VPN接続の定義

VPN接続とは、利用者の端末からVPNサーバまでの通信を「トンネル」のようにつなぎ、その中身を暗号化してからインターネット等へ送る仕組みです。利用者側のネットワークから見たときには、通信の経路がVPNサーバ経由になるため、結果として利用状況の見え方(たとえば接続元情報の扱い方)に変化が生じます。

仕組みをイメージで捉える

基本の流れは、(1)端末がVPNサーバに接続要求を出す、(2)通信を安全な形で確立する、(3)以後はトンネル内でデータを暗号化して送受信する、(4)VPNサーバ側で外側のネットワークへ転送する、という考え方です。トンネル内が暗号化されるため、少なくとも経路上で内容がそのまま読み取られにくくなることが狙いになります。

何のために使うのか

VPN接続の代表的な目的は、主に次の整理で理解できます。

  • 経路上での盗み見を“起こりにくくする”こと(暗号化による保護の考え方)
  • 公衆Wi-Fiなど、ネットワークの性質が読みにくい場面での通信内容の取り扱いを保護する方向で運用すること
  • アプリやサービス側から見える接続元情報の見え方を、VPNサーバ経由にする形で調整すること ただし、目的は「何がどこまで防げるか」を前提に考える必要があります。暗号化は“万能の安全”ではなく、VPNサーバや端末の状態など、別の要因も影響します。
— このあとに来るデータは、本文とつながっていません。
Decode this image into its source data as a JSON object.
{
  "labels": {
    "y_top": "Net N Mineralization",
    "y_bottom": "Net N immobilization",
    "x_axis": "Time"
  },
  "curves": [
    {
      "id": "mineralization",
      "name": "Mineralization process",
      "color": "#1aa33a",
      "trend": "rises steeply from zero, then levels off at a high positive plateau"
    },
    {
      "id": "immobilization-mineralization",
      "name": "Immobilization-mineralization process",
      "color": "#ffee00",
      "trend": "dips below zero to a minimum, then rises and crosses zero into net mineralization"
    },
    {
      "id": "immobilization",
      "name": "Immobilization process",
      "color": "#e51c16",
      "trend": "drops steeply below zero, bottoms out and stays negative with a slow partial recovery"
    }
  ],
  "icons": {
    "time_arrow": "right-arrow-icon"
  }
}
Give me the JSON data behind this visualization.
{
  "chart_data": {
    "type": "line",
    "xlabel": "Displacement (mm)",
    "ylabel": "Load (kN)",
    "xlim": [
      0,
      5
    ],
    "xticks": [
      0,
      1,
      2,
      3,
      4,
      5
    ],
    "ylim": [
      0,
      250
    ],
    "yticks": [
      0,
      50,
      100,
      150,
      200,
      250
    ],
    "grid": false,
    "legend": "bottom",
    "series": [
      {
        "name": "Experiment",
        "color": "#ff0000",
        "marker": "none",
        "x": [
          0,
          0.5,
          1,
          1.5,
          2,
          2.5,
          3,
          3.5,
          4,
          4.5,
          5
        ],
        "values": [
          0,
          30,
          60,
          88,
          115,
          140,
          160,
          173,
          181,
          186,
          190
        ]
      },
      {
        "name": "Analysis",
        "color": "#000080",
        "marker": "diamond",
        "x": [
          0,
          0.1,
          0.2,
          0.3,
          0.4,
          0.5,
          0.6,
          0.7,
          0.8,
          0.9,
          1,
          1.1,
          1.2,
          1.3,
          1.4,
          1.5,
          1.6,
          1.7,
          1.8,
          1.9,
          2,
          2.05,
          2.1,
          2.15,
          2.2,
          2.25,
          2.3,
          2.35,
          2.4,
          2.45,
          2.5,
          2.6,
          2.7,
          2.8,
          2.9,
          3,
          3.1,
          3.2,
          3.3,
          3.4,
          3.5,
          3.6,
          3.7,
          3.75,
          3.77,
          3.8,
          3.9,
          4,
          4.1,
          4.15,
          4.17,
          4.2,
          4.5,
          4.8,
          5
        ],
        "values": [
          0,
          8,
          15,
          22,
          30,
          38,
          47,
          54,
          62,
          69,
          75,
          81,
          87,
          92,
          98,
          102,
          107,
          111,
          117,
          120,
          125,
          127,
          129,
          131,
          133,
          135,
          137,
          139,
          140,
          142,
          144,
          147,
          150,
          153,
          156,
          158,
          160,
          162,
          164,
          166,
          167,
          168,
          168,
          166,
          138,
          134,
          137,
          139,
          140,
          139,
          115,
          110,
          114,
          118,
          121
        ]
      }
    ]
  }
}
違いと限界:VPN接続で期待できること/できないこと

VPN接続で起きやすい変化として、速度への影響や、接続が不安定になる可能性があります。暗号化とトンネル処理が入るため、経路や機器の条件によっては性能が変わり得るためです。切断や遅延をゼロにできるとは限りません。

また、VPN接続は「完全な匿名」や「常に安全」を保証するものではありません。